A recent survey suggests text mining is on the increase among data mining professionals.
In the 4th Annual Data Miner Survey conducted by Rexer Analytics, more than half of data miners have added or are adding text mining to their arsenals.
“About a third of data miners currently incorporate text mining into their analyses, while another third plan to do so,” wrote Karl Rexer, company founder.
In another recent report, Seth Grimes, founder of business analytics strategy consulting firm Alta Plana, indicated text and content analytics grew by 25 percent last year and is expected to grow at a similar rate over the next two years.
Text analytics and text mining are similar, Grimes said in an email.
“Ninety-eight percent of users don't see a significant distinction between text mining and text analytics. Most users now identify the technologies under the ‘text analytics’ label, and it's mostly folks from a data-mining background who use ‘text mining,’ as an extension of data mining to text.”
As a result, the increase in text mining identified by Rexer and the overall growth of text analytics are part of the same trend, Grimes insists:
So everywhere ‘text mining’ is used in that excerpt, folks other than data miners would have used ‘text analytics’ and would see an affirmation of the growth of text analytics.

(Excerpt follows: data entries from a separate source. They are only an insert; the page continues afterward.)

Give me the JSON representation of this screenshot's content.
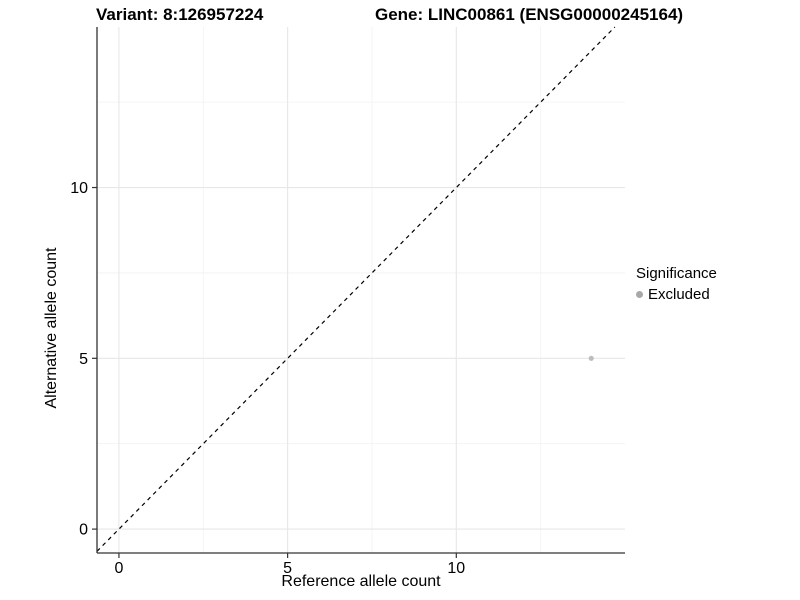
{
  "titles": {
    "variant": "Variant: 8:126957224",
    "gene": "Gene: LINC00861 (ENSG00000245164)"
  },
  "chart_data": {
    "type": "scatter",
    "title_left": "Variant: 8:126957224",
    "title_right": "Gene: LINC00861 (ENSG00000245164)",
    "xlabel": "Reference allele count",
    "ylabel": "Alternative allele count",
    "xlim": [
      -0.65,
      15.0
    ],
    "ylim": [
      -0.7,
      14.7
    ],
    "x_ticks": [
      0,
      5,
      10
    ],
    "y_ticks": [
      0,
      5,
      10
    ],
    "major_breaks": [
      0,
      5,
      10
    ],
    "minor_breaks": [
      2.5,
      7.5,
      12.5
    ],
    "grid": true,
    "reference_line": {
      "equation": "y = x",
      "style": "dashed",
      "color": "#000000"
    },
    "series": [
      {
        "name": "Excluded",
        "color": "#bdbdbd",
        "points": [
          {
            "x": 14,
            "y": 5
          }
        ]
      }
    ],
    "legend": {
      "title": "Significance",
      "position": "right",
      "items": [
        {
          "label": "Excluded",
          "color": "#a8a8a8"
        }
      ]
    }
  },
  "legend": {
    "title": "Significance",
    "item_excluded": "Excluded"
  },
  "axis": {
    "x_label": "Reference allele count",
    "y_label": "Alternative allele count"
  },
  "colors": {
    "background": "#ffffff",
    "axis_line": "#333333",
    "tick_mark": "#333333",
    "tick_text": "#000000",
    "grid_major": "#e7e7e7",
    "grid_minor": "#f2f2f2",
    "point": "#bdbdbd",
    "legend_key": "#a8a8a8",
    "reference_line": "#000000"
  }
}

To be clear: the growing incorporation of text into data-mining efforts and the use of data mining techniques for analysis of text is, for 98 percent of the world including me, a statement about text analytics.
And there is more. In his report, Grimes concluded social media analytics were a major driver of the trend -- a conclusion that seems to be borne out in the data mining survey.
In the Rexer report, more than half of the respondents indicated the focus of their data mining efforts was either sentiment analyses, a main focus in social analytics, or social network analyses.
However, Marshall Sponder, author of Social Media Analytics: Effective Tools for Building, Interpreting, and Using Metrics and an AllAnalytics.com blogger, worries that many moving into this field may, at first, be disappointed.
“As 90 percent of social analytics data consists of unstructured information, most text
analytic implementations prove to be unsatisfactory in addressing the increasingly sophisticated needs of social marketers,” Sponder says. “With structured data, text analytics are much more useful, and I believe this is what the studies cited here are based on.
“It could be that as more people evolve in their sophistication for analytics it will force the text analytics platforms to improve in their capabilities with unstructured data to match what they are able to achieve more easily with structured information.”
Are you using text analytics? If so, are you doing so for structured, unstructured, or both types of data?